(Guidance level questions, mostly)
Suppose you have a government agency responsible for motor vehicle and driver license registration (much like DMV in the US). They have separate legacy systems for vehicle registration and driver license registration and driver infractions, which may or may not use a central customer data system. Other organizations, both government and private, require read access to this data as well as reporting and analysis, both curated and ad hoc.

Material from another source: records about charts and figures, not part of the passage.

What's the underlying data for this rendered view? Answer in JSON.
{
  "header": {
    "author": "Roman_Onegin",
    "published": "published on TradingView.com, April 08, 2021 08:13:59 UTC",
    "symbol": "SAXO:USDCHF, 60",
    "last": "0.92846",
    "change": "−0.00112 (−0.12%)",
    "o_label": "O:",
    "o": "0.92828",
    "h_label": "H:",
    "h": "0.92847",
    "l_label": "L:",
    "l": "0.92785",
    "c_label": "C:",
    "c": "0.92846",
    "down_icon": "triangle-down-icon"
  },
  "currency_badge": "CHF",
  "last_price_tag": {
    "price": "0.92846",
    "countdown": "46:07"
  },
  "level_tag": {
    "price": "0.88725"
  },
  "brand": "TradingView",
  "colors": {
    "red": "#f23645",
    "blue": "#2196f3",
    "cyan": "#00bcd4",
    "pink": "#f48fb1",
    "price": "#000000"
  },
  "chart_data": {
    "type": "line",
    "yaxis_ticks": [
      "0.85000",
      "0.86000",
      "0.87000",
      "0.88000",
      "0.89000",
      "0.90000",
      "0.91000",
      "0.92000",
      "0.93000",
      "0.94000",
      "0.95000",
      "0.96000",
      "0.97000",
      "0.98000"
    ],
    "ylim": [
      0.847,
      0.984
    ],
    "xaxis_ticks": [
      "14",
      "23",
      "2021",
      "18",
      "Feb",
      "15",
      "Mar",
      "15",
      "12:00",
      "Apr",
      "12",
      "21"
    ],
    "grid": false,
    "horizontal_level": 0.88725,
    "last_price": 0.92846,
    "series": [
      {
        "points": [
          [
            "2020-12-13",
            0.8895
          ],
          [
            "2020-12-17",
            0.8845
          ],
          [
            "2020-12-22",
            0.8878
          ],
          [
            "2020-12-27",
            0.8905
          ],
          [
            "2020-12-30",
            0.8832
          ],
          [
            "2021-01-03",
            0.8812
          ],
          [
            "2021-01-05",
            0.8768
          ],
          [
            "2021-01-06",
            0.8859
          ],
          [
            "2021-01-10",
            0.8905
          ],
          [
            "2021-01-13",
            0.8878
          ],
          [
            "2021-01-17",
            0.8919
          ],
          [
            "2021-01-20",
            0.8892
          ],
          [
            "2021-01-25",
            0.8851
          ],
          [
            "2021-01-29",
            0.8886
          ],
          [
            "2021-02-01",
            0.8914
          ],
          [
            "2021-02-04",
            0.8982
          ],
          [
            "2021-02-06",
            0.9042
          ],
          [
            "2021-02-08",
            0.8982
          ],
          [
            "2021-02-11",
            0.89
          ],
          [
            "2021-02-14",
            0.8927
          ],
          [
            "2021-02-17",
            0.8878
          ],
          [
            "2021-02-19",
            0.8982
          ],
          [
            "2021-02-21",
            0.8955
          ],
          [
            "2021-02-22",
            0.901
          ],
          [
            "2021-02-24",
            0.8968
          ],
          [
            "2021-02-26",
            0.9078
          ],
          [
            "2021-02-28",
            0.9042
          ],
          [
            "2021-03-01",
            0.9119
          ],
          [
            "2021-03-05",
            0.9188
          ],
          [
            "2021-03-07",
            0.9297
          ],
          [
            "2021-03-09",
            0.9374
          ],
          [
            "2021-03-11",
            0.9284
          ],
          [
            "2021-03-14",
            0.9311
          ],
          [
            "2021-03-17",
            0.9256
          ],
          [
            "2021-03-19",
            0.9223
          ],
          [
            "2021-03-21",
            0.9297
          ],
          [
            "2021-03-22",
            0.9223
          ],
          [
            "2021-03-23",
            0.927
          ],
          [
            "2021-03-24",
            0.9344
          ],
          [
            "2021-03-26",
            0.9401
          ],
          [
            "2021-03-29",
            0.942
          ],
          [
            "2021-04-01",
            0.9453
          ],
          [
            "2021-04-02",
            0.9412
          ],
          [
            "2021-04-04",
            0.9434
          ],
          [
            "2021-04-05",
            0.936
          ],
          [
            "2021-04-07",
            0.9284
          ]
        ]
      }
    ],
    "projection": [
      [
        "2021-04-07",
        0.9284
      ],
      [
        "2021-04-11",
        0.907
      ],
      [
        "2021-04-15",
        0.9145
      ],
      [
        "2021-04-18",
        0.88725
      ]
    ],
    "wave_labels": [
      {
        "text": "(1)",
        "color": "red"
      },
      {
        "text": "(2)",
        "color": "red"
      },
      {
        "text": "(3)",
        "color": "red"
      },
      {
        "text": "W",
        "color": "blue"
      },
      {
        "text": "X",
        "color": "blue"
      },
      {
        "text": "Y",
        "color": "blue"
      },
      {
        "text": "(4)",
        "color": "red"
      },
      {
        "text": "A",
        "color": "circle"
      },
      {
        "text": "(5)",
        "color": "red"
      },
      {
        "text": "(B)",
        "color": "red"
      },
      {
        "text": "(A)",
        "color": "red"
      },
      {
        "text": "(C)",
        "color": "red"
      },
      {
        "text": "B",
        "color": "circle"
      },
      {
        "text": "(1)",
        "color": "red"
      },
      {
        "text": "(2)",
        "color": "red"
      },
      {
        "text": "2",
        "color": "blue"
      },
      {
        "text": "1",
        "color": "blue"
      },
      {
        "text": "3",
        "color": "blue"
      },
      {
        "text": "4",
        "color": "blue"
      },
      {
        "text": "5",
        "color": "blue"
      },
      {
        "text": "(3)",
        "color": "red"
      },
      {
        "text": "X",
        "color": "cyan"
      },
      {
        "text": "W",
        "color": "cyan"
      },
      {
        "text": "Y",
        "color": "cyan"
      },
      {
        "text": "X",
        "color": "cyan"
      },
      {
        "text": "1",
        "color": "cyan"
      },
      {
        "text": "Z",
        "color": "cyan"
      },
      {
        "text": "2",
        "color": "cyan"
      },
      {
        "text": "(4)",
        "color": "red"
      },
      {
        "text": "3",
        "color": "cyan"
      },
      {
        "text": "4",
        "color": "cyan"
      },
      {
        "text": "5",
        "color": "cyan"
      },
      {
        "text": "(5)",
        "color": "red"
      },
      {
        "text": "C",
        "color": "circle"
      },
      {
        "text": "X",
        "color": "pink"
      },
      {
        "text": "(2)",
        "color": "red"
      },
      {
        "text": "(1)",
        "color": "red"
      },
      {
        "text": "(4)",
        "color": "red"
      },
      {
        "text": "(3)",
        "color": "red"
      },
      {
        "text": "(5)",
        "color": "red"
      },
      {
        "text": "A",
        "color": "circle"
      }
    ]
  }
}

I've been learning Data Lake technologies trying to assess if dumping all of the OLTP data into a data lake to form an enterprise data lake could fulfill all these various needs. What I've learned so far doesn't make me confident enough that could recommend this general solution.
Quick Read Access
Suppose the police need quick read access to check to whom a vehicle is registered (and history as well), or how many infractions a driver has. These are both cases where row-level access is required, suggesting that we should have a raw area using Avro. Or possibly construct separate areas for current and historical data on top of raw area as the current data is most oftten used. I haven't gotten as far as building a proof-of-concept solution that would allow me to test if this solution would give us good enough performance (assuming the competing solution would be e.g. Elastic).
Analytics and Reporting
Other actors, such as the department of transportation and the transportation industry, want curated reports as well as do analytics to help their decision making. For that, AFAIK, we should construct separate areas using column-oriented file format such as Parquet, which would then open the doors for various analytics and reporting technologies.
There is a lot in this solution that appeals to me, but I have a lot of concerns as well. All OLTP systems are on-prem and all sorts of database technologies so transferring data to Azure Data Lake is a bit of a challenge, but Data Factory should be able handle that. Data security is a concern. Read access requires fine-grained access control as it deals with sensitive data. On the upside, as one example, instead of us building a service for the police that returns vehicle or infraction data, we could just give the police limited access to the appropriate areas in the data lake and tell them to build their app. Similarly, we could grant the department of transportation data scientists access to the curated data area so they can do their own analytics without bothering us. My main motivation for even researching this solution is that it brings all the data together, passed and future, and opens new possibilities for interaction between different actors without setting up new projects every time new data is needed. Instead, we could just say, "here's the data, knock yourself out".
What I'm looking for is some guidance as to the viability of this solution, so that I can make the decision if I should pursue it or abandon it altogether. I realize this is very high-level, but I'm sure others have struggled with the same questions. Whitepapers, references and case studies would be greatly appreciated.